Hog Happenin’ 2015 could have nationally recognized sponsors, according to Downtown Development Association chair Brooke Sherrill.
Sherrill shared the news with Lincolnton’s City Council during a meeting on Thursday.
“It was a challenging year because (Lincolnton Business and Community Development Department director) Brad (Guth) resigned right before we had Hog Happenin’, and he has been in control of this event ever since he came here…he actually started this event,” Sherrill said. “So there were a lot of things we had to figure out along the way, but we did it. Our committee rose to the challenge, and (B&CD events and marketing coordinator) Abby (Cole) was awesome in helping us make it our best year yet.”
According to Sherrill, three corporate sponsors with national recognition have expressed interest in sponsoring next year’s Hog Happenin’ event. Because these companies budget approximately a year in advance, the Downtown Development Association came before City Council on Thursday to confirm the event would take place in 2015.
“We’re really excited about this because it could benefit the barbeque competition, and we’re hoping that will tie into the Corn Hole competition we had this year…which we plan to have nationally televised,” she said. “So, since we have so many things on the table…we just want to get the ball rolling and start now so we can have more opportunities for sponsorships and for promoting the event and making it awesome.”
“I found the event to be very family friendly,” City Council member Dr. Martin Eaddy said. “I talked to a lot of the vendors, and they were very upbeat and positive as to how they were treated and how organized it was. I sort of made an attempt to get around the whole venue, and I felt really good about it.”
Sherrill added that the downtown merchants also seemed happier this year, stating that those who opted to stay open experienced either a rise in business during the event or had Hog Happenin’ attendees return the following week to patronize their stores.
City Council unanimously approved the decision to hold the event on June 5-6 for 2015.
Prior to the meeting’s conclusion, City Council member Dr. John Cloninger requested to discuss what he deemed “the No. 1 elephant in the room.”
“I think we need to encourage the county to stay here instead of moving to the hospital,” he said.
Other council members expressed their agreement with Cloninger. While no formal action was taken, the council members felt the county should know they the city is eager to have county offices remain in downtown Lincolnton.
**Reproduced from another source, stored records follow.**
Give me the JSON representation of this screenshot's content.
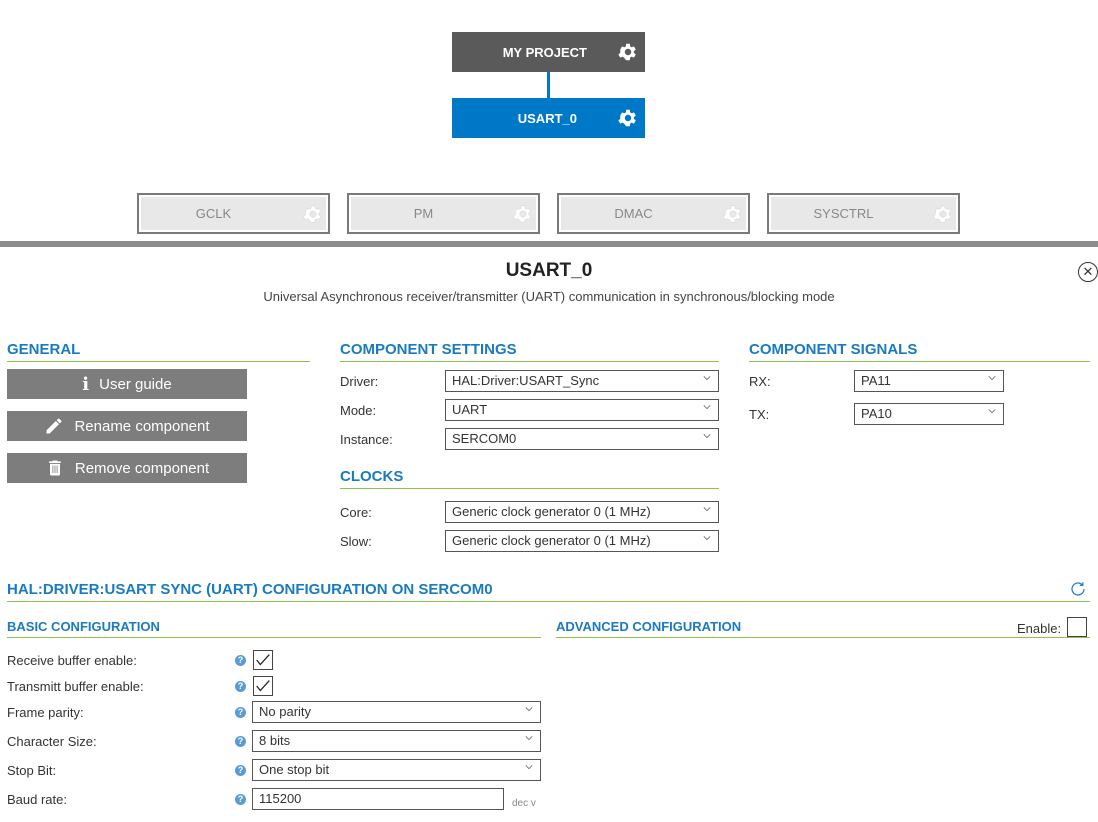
{
  "tree": {
    "root_label": "MY PROJECT",
    "component_label": "USART_0",
    "dependencies": [
      "GCLK",
      "PM",
      "DMAC",
      "SYSCTRL"
    ]
  },
  "colors": {
    "accent": "#0078c8",
    "root": "#5a5a5a",
    "section_head": "#1a7bbf",
    "rule": "#8cc34a",
    "button": "#7d7d7d"
  },
  "panel": {
    "title": "USART_0",
    "subtitle": "Universal Asynchronous receiver/transmitter (UART) communication in synchronous/blocking mode",
    "close_icon": "close-circle-icon"
  },
  "general": {
    "heading": "GENERAL",
    "user_guide": "User guide",
    "rename": "Rename component",
    "remove": "Remove component"
  },
  "component_settings": {
    "heading": "COMPONENT SETTINGS",
    "driver_label": "Driver:",
    "driver_value": "HAL:Driver:USART_Sync",
    "mode_label": "Mode:",
    "mode_value": "UART",
    "instance_label": "Instance:",
    "instance_value": "SERCOM0"
  },
  "clocks": {
    "heading": "CLOCKS",
    "core_label": "Core:",
    "core_value": "Generic clock generator 0 (1 MHz)",
    "slow_label": "Slow:",
    "slow_value": "Generic clock generator 0 (1 MHz)"
  },
  "signals": {
    "heading": "COMPONENT SIGNALS",
    "rx_label": "RX:",
    "rx_value": "PA11",
    "tx_label": "TX:",
    "tx_value": "PA10"
  },
  "config": {
    "heading": "HAL:DRIVER:USART SYNC (UART) CONFIGURATION ON SERCOM0",
    "basic_heading": "BASIC CONFIGURATION",
    "advanced_heading": "ADVANCED CONFIGURATION",
    "enable_label": "Enable:",
    "advanced_enabled": false,
    "receive_label": "Receive buffer enable:",
    "receive_checked": true,
    "transmit_label": "Transmitt buffer enable:",
    "transmit_checked": true,
    "parity_label": "Frame parity:",
    "parity_value": "No parity",
    "charsize_label": "Character Size:",
    "charsize_value": "8 bits",
    "stopbit_label": "Stop Bit:",
    "stopbit_value": "One stop bit",
    "baud_label": "Baud rate:",
    "baud_value": "115200",
    "baud_unit": "dec v"
  }
}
“I think we need to take the approach of having an open dialogue with the county and the Citizens Center to see if we can come together and develop a mutually beneficial solution,” Eaddy said. “I’ve been involved in a number of renovation projects, and I’ll tell you right now, if they think $17 million is the bottom line — once you start tearing walls out and adjusting heating and air conditioning and try to customize that building…and when it’s over, they’re still going to have an old building. It would be a lot better and they would be a lot more economically and better served if they built a new building.”
“I’m encouraged that they said the door is still open,” Gilleland said. “They said the train left the station, but the door is still open if there is a solution for them to remain downtown.”
Lincolnton’s City Council is scheduled to hold their next meeting at City Hall on August 7 at 7 p.m.